Europe pirate

A presque 50 ans, je viens d'adhérer à un parti politique pour la première fois de ma vie. Lequel ? Il existe depuis 2006 en France. Non, ce n'est pas le PS, non il n'a pas changé de nom comme le RPR ou le FN.

Si j'ai adhéré à ce parti, c'est grâce à l'Europe. Pour en parler, je propose de pirater la très mauvaise BD "L'Europe" de Nathalie Loiseau, tête de liste LREM aux Européennes (et non, ce parti, ce n'est pas non plus la République en Marche, qui n'existait pas en 2006).


Une femme tête de liste aux Européennes ? Il n'y a pas que LREM, ou encore la France Insoumise. Ce parti a aussi une femme à la tête de sa liste... Si, si, même une strasbourgeoise, comme Rim, la rouquine, principal personnage de la BD de Nathalie Loiseau. 


Utiliser le terrorisme pour intéresser le lecteur ou l'électeur ? Ce n'est pas le genre de ce parti dont il a été question sur France Culture en Février dernier. [1]


Utiliser Daech pour justifier le vote de lois liberticides ? C'est Nathalie Loiseau qui le fait en s'adressant à des enfants, pas le Parti Pirate !


Lors des discussions sur la directive du droit d'auteur, ce parti a été le seul à organiser une manifestation en France. [2] Julia Reda, seule eurodéputée pirate élue en 2014, a démontré le double jeu de l'AFP [3] à la fois lobby et agence de presse.

Nathalie Loiseau évacue le débat politique et les opposants aux lois liberticides en une bulle "Si on bloque les publications sur Internet trop facilement, on finit par empêcher les gens de s'exprimer". Les pirates font perdre du temps aux vrais chevaliers qui protègent les citoyens des terroristes.
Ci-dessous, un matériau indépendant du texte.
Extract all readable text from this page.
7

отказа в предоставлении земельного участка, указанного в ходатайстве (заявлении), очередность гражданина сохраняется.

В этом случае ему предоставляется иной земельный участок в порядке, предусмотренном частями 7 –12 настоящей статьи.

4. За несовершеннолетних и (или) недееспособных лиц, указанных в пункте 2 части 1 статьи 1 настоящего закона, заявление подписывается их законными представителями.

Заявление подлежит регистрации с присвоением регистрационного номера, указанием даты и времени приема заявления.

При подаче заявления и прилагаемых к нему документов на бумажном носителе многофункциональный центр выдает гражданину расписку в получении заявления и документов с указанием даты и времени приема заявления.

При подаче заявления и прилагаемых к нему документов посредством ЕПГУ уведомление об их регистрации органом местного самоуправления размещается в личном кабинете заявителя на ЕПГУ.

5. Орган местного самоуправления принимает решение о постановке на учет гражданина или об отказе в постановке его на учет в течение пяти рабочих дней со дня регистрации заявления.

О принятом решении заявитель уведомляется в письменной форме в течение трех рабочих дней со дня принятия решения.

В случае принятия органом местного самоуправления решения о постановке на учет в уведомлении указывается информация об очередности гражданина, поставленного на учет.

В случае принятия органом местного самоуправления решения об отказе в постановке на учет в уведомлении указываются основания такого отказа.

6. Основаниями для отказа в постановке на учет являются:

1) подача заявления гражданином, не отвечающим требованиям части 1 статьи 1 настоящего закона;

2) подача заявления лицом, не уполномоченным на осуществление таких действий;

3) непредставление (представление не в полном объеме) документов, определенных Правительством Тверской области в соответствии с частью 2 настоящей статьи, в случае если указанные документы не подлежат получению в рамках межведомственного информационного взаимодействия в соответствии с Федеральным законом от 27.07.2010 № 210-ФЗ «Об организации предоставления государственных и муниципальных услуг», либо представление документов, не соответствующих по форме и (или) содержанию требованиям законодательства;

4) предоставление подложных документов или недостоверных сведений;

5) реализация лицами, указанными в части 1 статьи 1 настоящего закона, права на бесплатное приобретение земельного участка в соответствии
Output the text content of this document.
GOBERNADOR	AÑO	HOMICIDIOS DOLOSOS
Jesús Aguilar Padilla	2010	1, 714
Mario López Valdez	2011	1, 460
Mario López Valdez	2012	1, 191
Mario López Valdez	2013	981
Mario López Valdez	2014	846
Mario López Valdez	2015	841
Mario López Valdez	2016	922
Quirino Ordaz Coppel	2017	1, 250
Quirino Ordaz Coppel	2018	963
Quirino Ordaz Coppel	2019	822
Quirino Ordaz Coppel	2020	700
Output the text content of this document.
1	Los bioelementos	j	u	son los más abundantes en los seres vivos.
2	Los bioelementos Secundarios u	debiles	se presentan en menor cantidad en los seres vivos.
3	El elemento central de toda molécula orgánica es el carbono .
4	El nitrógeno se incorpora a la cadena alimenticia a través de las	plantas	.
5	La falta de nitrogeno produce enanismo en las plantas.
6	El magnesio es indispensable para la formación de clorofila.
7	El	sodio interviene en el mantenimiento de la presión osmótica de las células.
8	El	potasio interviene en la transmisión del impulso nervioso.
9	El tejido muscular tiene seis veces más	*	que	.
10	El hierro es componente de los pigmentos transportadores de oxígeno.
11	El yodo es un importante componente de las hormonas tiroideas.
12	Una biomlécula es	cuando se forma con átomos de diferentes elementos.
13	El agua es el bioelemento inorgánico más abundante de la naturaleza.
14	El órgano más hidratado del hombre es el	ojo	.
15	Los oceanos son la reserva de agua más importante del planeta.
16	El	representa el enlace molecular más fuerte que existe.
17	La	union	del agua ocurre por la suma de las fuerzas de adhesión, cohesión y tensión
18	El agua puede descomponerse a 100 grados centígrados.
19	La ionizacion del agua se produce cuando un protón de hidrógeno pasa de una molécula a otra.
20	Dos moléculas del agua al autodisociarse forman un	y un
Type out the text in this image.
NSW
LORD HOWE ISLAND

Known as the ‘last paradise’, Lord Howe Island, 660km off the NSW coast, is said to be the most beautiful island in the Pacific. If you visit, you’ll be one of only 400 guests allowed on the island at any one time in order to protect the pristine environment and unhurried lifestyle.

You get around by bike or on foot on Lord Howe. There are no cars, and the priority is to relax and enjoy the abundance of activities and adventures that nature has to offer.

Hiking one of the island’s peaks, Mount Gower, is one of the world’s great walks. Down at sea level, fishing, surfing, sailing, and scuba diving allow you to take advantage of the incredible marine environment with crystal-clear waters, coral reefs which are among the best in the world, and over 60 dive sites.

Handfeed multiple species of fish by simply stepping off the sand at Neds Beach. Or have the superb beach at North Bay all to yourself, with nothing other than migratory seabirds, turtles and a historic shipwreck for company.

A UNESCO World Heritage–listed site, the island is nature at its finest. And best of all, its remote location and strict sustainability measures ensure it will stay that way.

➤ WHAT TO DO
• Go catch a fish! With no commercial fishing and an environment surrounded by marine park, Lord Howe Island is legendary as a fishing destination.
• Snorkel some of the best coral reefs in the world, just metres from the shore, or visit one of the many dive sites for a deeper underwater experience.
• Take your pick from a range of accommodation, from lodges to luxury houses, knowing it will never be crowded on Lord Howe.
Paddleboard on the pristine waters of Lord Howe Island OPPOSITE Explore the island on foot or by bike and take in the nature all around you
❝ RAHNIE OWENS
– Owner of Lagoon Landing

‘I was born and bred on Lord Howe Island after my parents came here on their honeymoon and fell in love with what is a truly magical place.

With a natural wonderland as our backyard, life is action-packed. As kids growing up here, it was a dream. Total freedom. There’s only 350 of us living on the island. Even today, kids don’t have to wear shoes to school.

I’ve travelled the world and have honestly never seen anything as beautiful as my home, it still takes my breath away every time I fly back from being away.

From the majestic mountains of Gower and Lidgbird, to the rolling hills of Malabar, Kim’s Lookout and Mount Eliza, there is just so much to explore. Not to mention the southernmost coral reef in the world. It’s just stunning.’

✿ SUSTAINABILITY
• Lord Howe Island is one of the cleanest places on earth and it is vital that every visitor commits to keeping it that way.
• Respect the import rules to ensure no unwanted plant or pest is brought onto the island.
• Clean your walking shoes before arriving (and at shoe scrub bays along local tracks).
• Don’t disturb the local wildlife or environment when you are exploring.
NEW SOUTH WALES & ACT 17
Si l'extrême droite avait fait une BD sur l'Europe, on retrouverait les mêmes propos.


Julia Reda a quitté la politique pour protester contre le fait que Gilles Bordelais, auteur reconnu d'harcèlement sexuel, soit N°2 sur la liste [4]. Elle ne veut pas qu'il puisse être élu et agresser d'autres femmes, ce qui ne l'empêche pas de soutenir Florie et Cédric, têtes de liste aux élections européennes en France [5].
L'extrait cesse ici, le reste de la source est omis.